What recourse then do regulated entities have to challenge agency action that comes in the form of an interpretative rule? The Court opined that the APA contains a variety of constraints on agency decision-making—the arbitrary and capricious standard being among the most notable.
Though regulated entities may not be without recourse to challenge agency interpretations, the Mortgage Bankers decision gives agencies greater rein to alter policy outside of the constraints of the notice-and-comment process. Those calling for more transparency and public input into agency decision-making may find these goals more difficult to achieve in light of the decision.

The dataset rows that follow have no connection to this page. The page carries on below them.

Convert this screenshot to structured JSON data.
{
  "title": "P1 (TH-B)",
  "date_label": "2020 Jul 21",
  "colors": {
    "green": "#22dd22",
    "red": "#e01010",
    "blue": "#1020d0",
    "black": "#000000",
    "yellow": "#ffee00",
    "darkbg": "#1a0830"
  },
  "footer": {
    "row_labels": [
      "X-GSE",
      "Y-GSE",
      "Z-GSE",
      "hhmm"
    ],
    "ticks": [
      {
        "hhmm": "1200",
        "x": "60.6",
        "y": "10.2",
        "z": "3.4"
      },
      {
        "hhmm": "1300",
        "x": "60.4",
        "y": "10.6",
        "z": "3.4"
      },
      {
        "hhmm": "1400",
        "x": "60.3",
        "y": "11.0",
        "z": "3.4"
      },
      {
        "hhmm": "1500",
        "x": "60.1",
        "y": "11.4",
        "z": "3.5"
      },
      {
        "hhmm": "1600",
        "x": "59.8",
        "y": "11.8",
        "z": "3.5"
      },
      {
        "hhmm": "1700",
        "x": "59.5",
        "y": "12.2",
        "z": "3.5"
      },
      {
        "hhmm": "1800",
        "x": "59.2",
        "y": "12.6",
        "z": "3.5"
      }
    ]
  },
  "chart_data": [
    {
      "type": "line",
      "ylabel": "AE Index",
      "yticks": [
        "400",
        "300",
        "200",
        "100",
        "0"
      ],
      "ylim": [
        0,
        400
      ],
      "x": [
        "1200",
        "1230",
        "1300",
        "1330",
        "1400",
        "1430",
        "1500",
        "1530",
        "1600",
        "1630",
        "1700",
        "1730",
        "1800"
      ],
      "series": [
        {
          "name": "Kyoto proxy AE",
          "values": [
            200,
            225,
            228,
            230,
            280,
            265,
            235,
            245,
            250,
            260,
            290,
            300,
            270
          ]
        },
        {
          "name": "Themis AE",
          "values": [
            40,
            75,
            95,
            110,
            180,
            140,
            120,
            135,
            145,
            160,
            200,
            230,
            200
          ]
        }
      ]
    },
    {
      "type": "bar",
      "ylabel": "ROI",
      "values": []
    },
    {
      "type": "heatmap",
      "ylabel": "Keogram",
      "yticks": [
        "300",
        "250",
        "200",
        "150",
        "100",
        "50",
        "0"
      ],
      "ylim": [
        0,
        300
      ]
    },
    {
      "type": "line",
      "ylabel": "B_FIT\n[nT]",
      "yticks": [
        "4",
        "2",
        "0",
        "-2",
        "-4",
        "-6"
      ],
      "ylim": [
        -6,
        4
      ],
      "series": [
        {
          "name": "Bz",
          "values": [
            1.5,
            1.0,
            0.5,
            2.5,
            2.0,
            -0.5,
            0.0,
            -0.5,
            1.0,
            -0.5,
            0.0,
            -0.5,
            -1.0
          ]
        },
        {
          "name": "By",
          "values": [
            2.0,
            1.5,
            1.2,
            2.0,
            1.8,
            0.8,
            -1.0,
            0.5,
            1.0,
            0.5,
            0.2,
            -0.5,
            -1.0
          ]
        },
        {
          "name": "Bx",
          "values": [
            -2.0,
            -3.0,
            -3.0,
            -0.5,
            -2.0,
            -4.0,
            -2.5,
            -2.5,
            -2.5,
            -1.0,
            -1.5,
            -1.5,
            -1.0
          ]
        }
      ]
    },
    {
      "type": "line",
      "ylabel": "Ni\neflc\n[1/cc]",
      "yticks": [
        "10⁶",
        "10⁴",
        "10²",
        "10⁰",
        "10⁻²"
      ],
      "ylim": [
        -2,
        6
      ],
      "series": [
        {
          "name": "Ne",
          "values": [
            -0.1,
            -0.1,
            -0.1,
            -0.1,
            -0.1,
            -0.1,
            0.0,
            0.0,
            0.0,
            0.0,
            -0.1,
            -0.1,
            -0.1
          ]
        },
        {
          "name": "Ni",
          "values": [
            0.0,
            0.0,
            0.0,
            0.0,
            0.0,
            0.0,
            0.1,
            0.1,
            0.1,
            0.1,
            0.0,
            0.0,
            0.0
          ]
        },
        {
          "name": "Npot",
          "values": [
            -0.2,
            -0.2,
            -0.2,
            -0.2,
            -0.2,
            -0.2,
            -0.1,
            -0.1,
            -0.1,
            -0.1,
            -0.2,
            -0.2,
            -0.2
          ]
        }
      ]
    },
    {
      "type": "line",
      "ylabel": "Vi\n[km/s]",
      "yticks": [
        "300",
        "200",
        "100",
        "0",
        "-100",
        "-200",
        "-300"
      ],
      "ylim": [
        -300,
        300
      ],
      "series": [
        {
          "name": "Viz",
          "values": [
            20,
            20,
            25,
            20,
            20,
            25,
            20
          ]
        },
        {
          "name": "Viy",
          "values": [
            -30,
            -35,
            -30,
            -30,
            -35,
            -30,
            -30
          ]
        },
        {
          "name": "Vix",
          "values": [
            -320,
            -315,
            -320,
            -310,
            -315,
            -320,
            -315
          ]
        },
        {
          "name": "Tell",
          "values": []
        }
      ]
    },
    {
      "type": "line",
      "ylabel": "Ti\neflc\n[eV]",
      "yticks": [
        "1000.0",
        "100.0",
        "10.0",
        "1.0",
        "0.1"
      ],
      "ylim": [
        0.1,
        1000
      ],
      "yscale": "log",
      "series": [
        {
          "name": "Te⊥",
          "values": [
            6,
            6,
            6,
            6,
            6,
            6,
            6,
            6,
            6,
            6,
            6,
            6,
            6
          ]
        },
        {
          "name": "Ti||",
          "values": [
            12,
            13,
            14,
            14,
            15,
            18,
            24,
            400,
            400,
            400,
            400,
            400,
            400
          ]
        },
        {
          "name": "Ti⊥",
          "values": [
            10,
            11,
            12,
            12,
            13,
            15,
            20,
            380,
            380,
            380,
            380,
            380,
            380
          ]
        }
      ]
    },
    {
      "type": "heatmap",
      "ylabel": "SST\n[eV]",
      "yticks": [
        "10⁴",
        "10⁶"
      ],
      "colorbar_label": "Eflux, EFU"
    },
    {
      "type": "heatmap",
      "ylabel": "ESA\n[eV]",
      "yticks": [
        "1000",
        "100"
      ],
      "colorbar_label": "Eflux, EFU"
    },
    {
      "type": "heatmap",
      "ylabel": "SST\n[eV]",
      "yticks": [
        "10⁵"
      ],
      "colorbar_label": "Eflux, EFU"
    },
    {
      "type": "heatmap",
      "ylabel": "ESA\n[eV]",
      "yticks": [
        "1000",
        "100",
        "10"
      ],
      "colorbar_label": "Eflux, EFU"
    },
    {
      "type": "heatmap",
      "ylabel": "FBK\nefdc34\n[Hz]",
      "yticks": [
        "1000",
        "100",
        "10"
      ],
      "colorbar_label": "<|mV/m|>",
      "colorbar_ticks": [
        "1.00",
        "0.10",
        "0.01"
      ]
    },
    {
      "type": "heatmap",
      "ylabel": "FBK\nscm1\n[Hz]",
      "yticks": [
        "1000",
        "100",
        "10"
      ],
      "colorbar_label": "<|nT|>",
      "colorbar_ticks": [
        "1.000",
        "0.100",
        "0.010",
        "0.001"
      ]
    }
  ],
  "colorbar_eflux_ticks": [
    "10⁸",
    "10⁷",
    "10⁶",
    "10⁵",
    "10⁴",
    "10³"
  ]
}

However, another avenue to challenge agency action may be opening as concurring opinions by Justices Alito, Scalia and Thomas called for reexamination of whether courts should defer to an agency's interpretations of its own regulations.
In his short concurring opinion, Justice Alito sympathized with the concerns that may have prompted the Paralyzed Veterans doctrine, which he characterized as: "the aggrandizement of the power of administrative agencies as a result of the combined effect of (1) the effective delegation to agencies by Congress of huge swaths of lawmaking authority, (2) the exploitation by agencies of the uncertain boundary between legislative and interpretive rules, and (3) this Court's cases holding that courts must ordinarily defer to an agency's interpretation of its own ambiguous regulations."
Justice Scalia wrote that while the APA exempts interpretive rules from notice-and-comment requirements, "this concession to agencies was meant to be more modest in its effects than it is today." By supplementing the APA with judge-made doctrines of deference, Justice Scalia concludes "we have revolutionized the import of interpretive rules' exemption from notice-and-comment rule-making . . . . Interpretive rules that command deference do have the force of law." Justice Thomas similarly called into question a line of precedents, beginning with Bowles v. Seminole Rock & Sand Co., 325 U. S. 410 (1945) requiring judges to defer to agency interpretations of regulations.
Whether this line of cases and judicial deference to agency interpretations will be reexamined in the future by the Supreme Court remains to be seen. In the wake of the Mortgage Bankers decision, this much is clear: Executive agencies are not required to use notice-and-comment procedures when it changes its interpretation of its own regulations. This may pave the way for even more policy changes from the DOL and other federal agencies outside of the notice-and-comment "rulemaking" process.
For lenders, the impact of the decision is even more immediate and significant. Lenders relying on the DOL's 2006 opinion letter that mortgage loan officers fall under the FLSA's administrative exemption after the DOL's 2010 Administrator's interpretation was vacated by the D.C. Circuit may now be at risk. Other employers that rely on outdated guidance from federal agencies may also find themselves at risk. Tracking policy changes made through both the public rulemaking process as well as through sub-regulatory guidance becomes even more important for employers.